The ancient city where the palace is located, was renamed “Peroz” (lit. Victorious) after Ardashir established the Sassanian Empire by overthrowing Ardavan, the last Parthian king. After the Arabian conquest, Peroz was called it Firuz (Firooz), and the named remained. The modern city of Firuzabad (Firooz-Abad) is hence, of important significance in Persian history.
The palace consisted of several parts. In the northeast was a great arch (an iwan) that opened to a garden with a pool (a doline). This façade may have looked like the Parthian palace at Ctesiphon. Behind the northeastern iwan, you will find two – originally three – large rooms with domes, followed by a large court in the southwest, which was surrounded by many residential rooms. The entire complex was more than hundred meters long (104, to be precise) and fifty-five meters wide. he walls were decorated with stucco, which were inspired by the architecture of Persepolis.
The supporting walls are sometimes more than four meters wide, which is understandable, because there were corridors and galleries on the first floor, which make it is possible to walk around the domes. These are the oldest examples of this type of architecture in Iran. It is possible – perhaps even likely – that they were inspired by western models, and that would not be without parallel, because the representation of Ahuramazda on the nearby Second Relief of Firuzabad is also inspired by western art.

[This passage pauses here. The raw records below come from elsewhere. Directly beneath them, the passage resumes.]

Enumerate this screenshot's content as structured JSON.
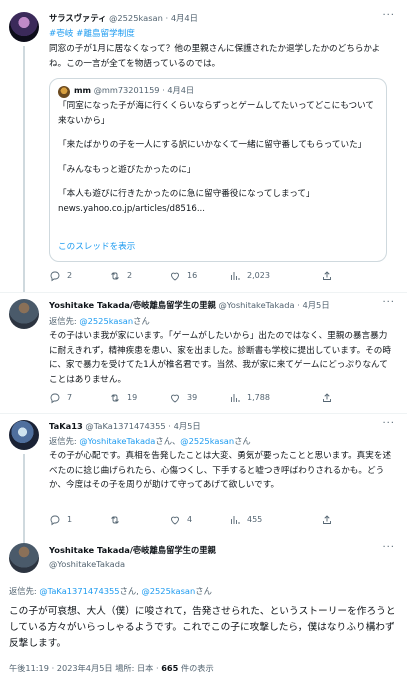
{
  "tweets": [
    {
      "name": "サラスヴァティ",
      "handle": "@2525kasan",
      "sep": "·",
      "date": "4月4日",
      "hashtags": "#壱岐 #離島留学制度",
      "text": "同窓の子が1月に居なくなって？他の里親さんに保護されたか退学したかのどちらかよね。この一言が全てを物語っているのでは。",
      "quote": {
        "name": "mm",
        "handle": "@mm73201159",
        "sep": "·",
        "date": "4月4日",
        "lines": [
          "「同室になった子が海に行くくらいならずっとゲームしてたいってどこにもついて来ないから」",
          "「来たばかりの子を一人にする訳にいかなくて一緒に留守番してもらっていた」",
          "「みんなもっと遊びたかったのに」",
          "「本人も遊びに行きたかったのに急に留守番役になってしまって」"
        ],
        "url": "news.yahoo.co.jp/articles/d8516...",
        "thread_link": "このスレッドを表示"
      },
      "actions": {
        "reply": "2",
        "retweet": "2",
        "like": "16",
        "views": "2,023"
      }
    },
    {
      "name": "Yoshitake Takada/壱岐離島留学生の里親",
      "handle": "@YoshitakeTakada",
      "sep": "·",
      "date": "4月5日",
      "reply_to_label": "返信先:",
      "reply_to": "@2525kasan",
      "reply_suffix": "さん",
      "text": "その子はいま我が家にいます。「ゲームがしたいから」出たのではなく、里親の暴言暴力に耐えきれず，精神疾患を患い、家を出ました。診断書も学校に提出しています。その時に、家で暴力を受けてた1人が椎名君です。当然、我が家に来てゲームにどっぷりなんてことはありません。",
      "actions": {
        "reply": "7",
        "retweet": "19",
        "like": "39",
        "views": "1,788"
      }
    },
    {
      "name": "TaKa13",
      "handle": "@TaKa1371474355",
      "sep": "·",
      "date": "4月5日",
      "reply_to_label": "返信先:",
      "reply_to": "@YoshitakeTakada",
      "reply_mid": "さん、",
      "reply_to2": "@2525kasan",
      "reply_suffix": "さん",
      "text": "その子が心配です。真相を告発したことは大変、勇気が要ったことと思います。真実を述べたのに捻じ曲げられたら、心傷つくし、下手すると嘘つき呼ばわりされるかも。どうか、今度はその子を周りが助けて守ってあげて欲しいです。",
      "actions": {
        "reply": "1",
        "retweet": "",
        "like": "4",
        "views": "455"
      }
    },
    {
      "name": "Yoshitake Takada/壱岐離島留学生の里親",
      "handle": "@YoshitakeTakada",
      "reply_to_label": "返信先:",
      "reply_to": "@TaKa1371474355",
      "reply_mid": "さん,",
      "reply_to2": "@2525kasan",
      "reply_suffix": "さん",
      "text": "この子が可哀想、大人（僕）に唆されて，告発させられた、というストーリーを作ろうとしている方々がいらっしゃるようです。これでこの子に攻撃したら，僕はなりふり構わず反撃します。",
      "time": "午後11:19 · 2023年4月5日",
      "location_label": "場所:",
      "location": "日本",
      "sep": "·",
      "views_count": "665",
      "views_label": "件の表示"
    }
  ],
  "more_label": "···",
  "icons": {
    "reply": "reply-icon",
    "retweet": "retweet-icon",
    "like": "heart-icon",
    "views": "views-chart-icon",
    "share": "share-icon",
    "more": "more-dots-icon"
  },
  "colors": {
    "accent": "#1d9bf0",
    "muted": "#536471",
    "text": "#0f1419",
    "border": "#cfd9de"
  }
}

However, unlike most Roman domes of this age, the domes at the Firuzabad palace were not made of concrete but of brick. From the point of view of the history of architecture, they are more advanced than, for example, the Pantheon in Rome.

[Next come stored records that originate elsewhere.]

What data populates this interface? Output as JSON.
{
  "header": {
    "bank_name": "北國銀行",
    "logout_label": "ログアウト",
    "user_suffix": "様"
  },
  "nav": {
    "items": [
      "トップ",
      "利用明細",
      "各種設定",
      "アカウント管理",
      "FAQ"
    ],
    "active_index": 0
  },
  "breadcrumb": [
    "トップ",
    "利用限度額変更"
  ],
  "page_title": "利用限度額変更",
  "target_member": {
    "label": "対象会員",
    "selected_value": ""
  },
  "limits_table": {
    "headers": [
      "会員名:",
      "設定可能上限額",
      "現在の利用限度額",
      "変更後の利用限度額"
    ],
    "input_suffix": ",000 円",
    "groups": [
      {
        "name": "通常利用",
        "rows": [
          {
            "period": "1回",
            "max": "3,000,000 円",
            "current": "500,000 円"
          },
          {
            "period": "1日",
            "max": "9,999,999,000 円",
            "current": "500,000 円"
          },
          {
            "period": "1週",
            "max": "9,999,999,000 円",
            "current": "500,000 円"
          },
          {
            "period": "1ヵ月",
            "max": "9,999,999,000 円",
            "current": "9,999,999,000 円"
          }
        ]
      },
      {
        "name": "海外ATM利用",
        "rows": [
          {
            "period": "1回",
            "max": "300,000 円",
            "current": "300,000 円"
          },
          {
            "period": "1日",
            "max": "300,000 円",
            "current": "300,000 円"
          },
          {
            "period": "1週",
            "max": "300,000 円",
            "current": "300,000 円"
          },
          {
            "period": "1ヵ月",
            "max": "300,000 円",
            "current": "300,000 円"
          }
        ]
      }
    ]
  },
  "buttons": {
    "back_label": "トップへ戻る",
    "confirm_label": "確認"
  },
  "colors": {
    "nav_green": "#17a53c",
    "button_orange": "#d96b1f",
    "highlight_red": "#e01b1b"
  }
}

The palace was built next to a picturesque pond, on the bank of the western branch of Tangab River that was fed by a spring, perhaps in connection with the Persian goddess of water and growth, Anahita.
Ardeshir Babakan, the founder of the Sassanid Empire, ordered the construction of this monument in the third century. It is known with different names such as the palace of Ardeshir, Firouzabad Fire Temple, Great Fire Temple, and Barin.
For two reasons, some Iranian archaeologists believe that this monument was one of the most important Zoroastrian fire temples: 1. The present form of the monument is not structurally similar to a palace. 2. Zoroastrian religion had many followers among the people of this region then, and probably these followers used this building as a fire temple and a place for ritual ceremonies of Zoroastrianism. According to the historical sources, the city of Firouzabad was previously famous as the city of Gur or the city of Jur. The drowning of Gur in the river’s water is said to have been one of the destructive campaigns that Alexander’s attack left in Iran. He led the river water towards the city, so the whole city went underwater and turned into a lake. After centuries, using certain measures, Ardeshir Babakan drained the water of the lake and built a new town in the same place. For this reason, the locals called the town Ardeshir-Khwarrah. The Arabs invasion of Iran destroyed the city of Gur again. However, after the domination of the Arabs in Iran, Ezzodoleh Deylami Gilani built up the ruins and changed its name to Firouzabad.